Perhaps it should be listed under “First world problems”, but the issue of how much wineries charge for a tasting is alive and well, as I learned firsthand last weekend.
It is, of course, partly cultural. Wineries in most European countries, unlike their American counterparts, have tended historically not to charge. Visiting a winery in the days before cheap flights and hand luggage restrictions was traditionally a shopping activity. You visited, tasted, and bought a few bottles or a case of the wine you liked. But the age of budget airlines and massively increased tourism in popular wine regions has changed it into something more experiential. Many visitors not only won’t buy, but even if they did, hand-luggage restrictions would prevent them from carting their purchases back home.
I completely sympathise with the many wineries in France and other countries who have responded to this change by charging a modest fee for tastings. It’s also a good way to ward off time-wasters –basically those looking to get loaded for free. Opening bottles and spending time with visitors comes at a cost to the winery, as does glass washing and employing staff to help on busy days. If the tasting per se is the basis of the visit (and not the opportunity to purchase), it’s right and proper to charge.
The challenges are twofold: What constitutes a reasonable fee, and how flexible does one need to be?
The tasting would cost €20 per person, refundable if we each bought more than €300 of wine.
The fee was a nasty surprise, but we capitulated – We’d already made the effort to drive there. It would grant us eight minuscule pours from a grab-bag of the substantial range. All of the bottles were already open, in most cases for 24-48 hours (they were carefully annotated with opening dates). I don’t have a problem with this, it’s pretty standard practice in the Mosel and neighbouring Alsace, where wineries typically produce many single vineyard bottlings, often with rather fancy prices. In any case, structured, age-worthy Rieslings can keep well for up to a week if they’re refrigerated and carefully resealed.
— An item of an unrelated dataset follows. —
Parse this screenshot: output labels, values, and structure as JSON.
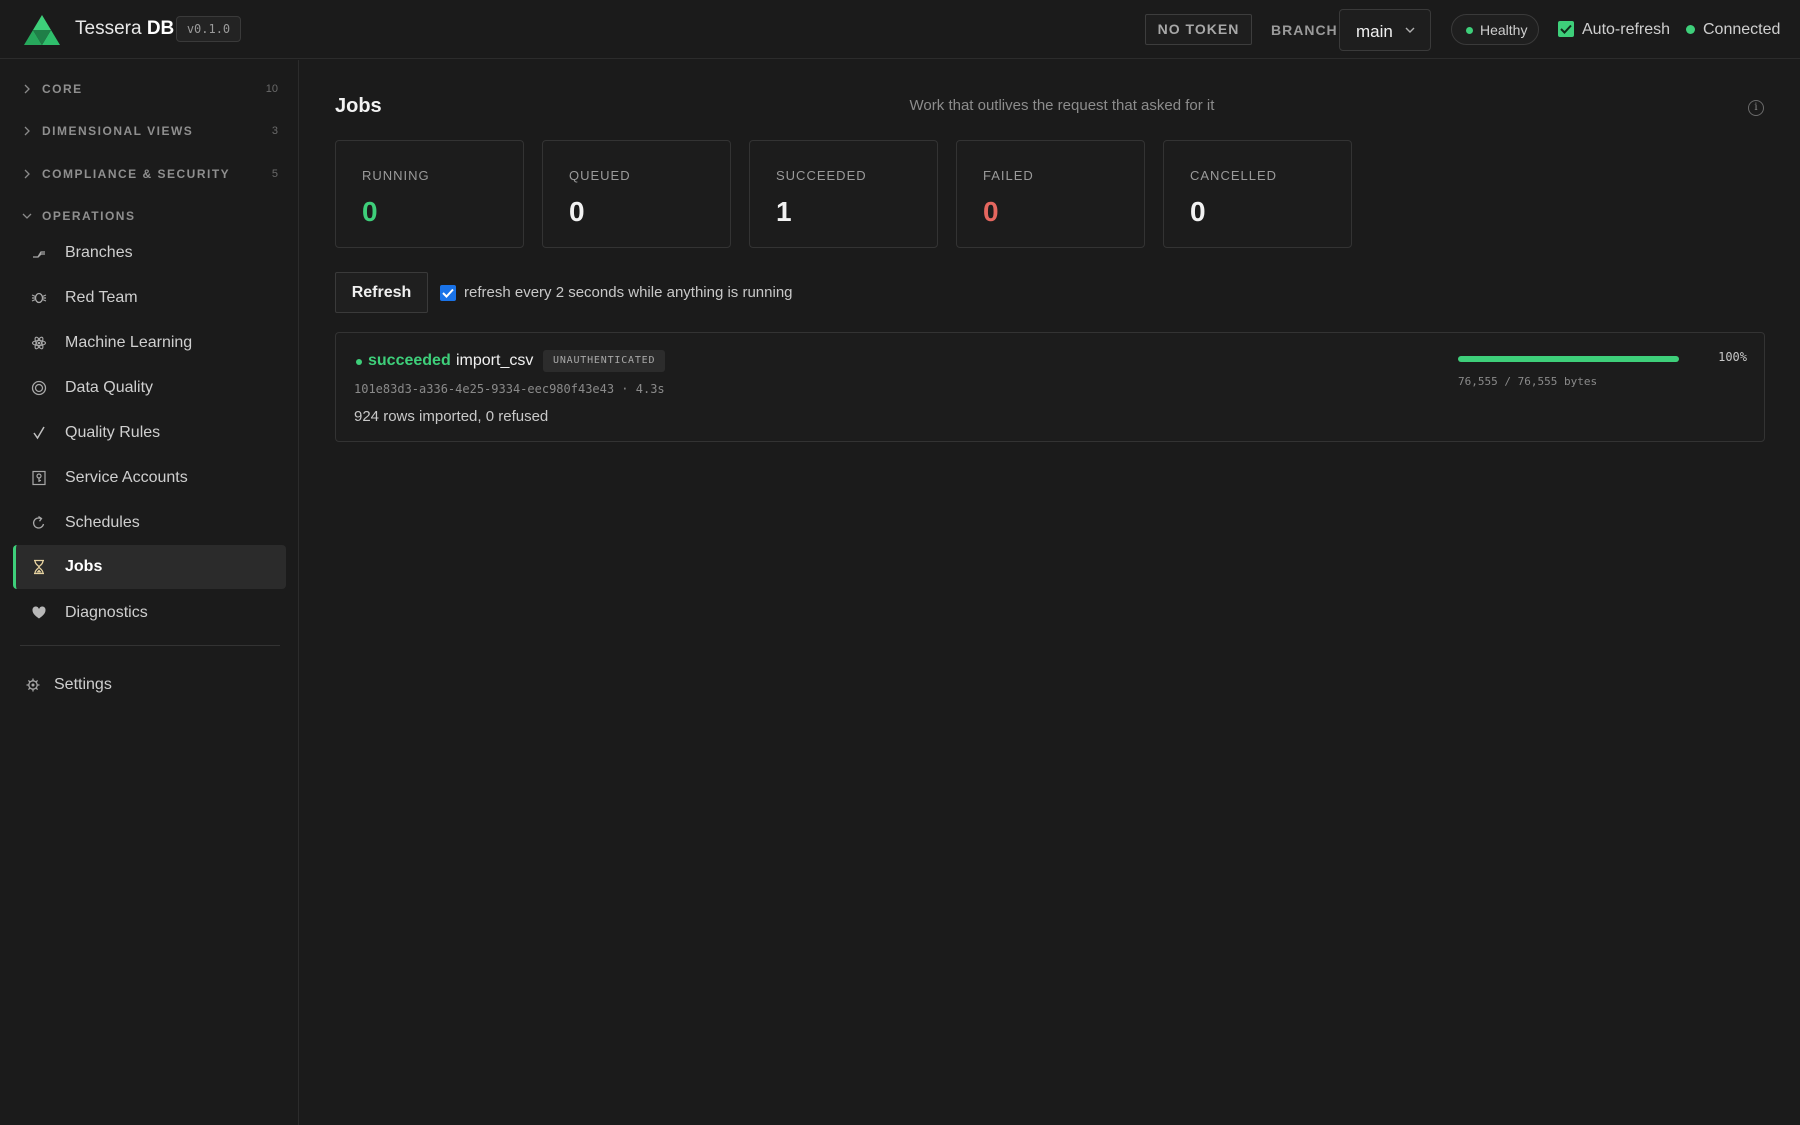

However, eight dribbles from already open bottles (which would go on to serve many more visitors) does not feel like €20 of value to me. The fancy mineral water on the table probably cost more.
Never mind. The wines were decent, we found two that we liked. I naively wondered if the €300 rule would actually be enforced. Perhaps if we showed goodwill and purchased an expensive bottle (€26) the fees would be waived? Not a chance. We left the winery with two bottles of wine, our pockets some €80 lighter and with the uncomfortable feeling of having been fleeced.
So who cares? Wineries ought to care. Visitors who leave with a sour taste in their mouth may stop purchasing – or recommending – the winery’s products when they get back home. Instead of departing as enthusiastic ambassadors, we left disappointed and surprised at a winery whose bottles we’d previously enjoyed at home.
Here’s my suggested tasting fee “101” for wineries:
- Keep the fee reasonable and in proportion to what is being offered. If you ceremoniously uncork a rare vintage and present me with a plate of charcuterie to nibble on, I am happy to pay €20.
- Offset the fee against any purchases made. That way visitors leave happy.
- Know who is in your tasting room. Tourists, wine lovers, fans (existing customers), journalists, retailers, casual passers-by all have different needs. Not all will announce themselves. Pay attention to whether visitors are spitting or not. It’s a clue.
- Inform people in advance if you expect them to pay something. Not on arrival when they’ve already trekked out to your wonderful remote location.
Wine lovers who tour the winelands should be realistic. Wine and labour costs are not free, and wineries are not charities. But neither are they theme parks or supermarkets. Passion and romance are key drivers for vineyard visits. The best promotional strategy for any winery owner is surely to fuel those emotions, not dampen them down.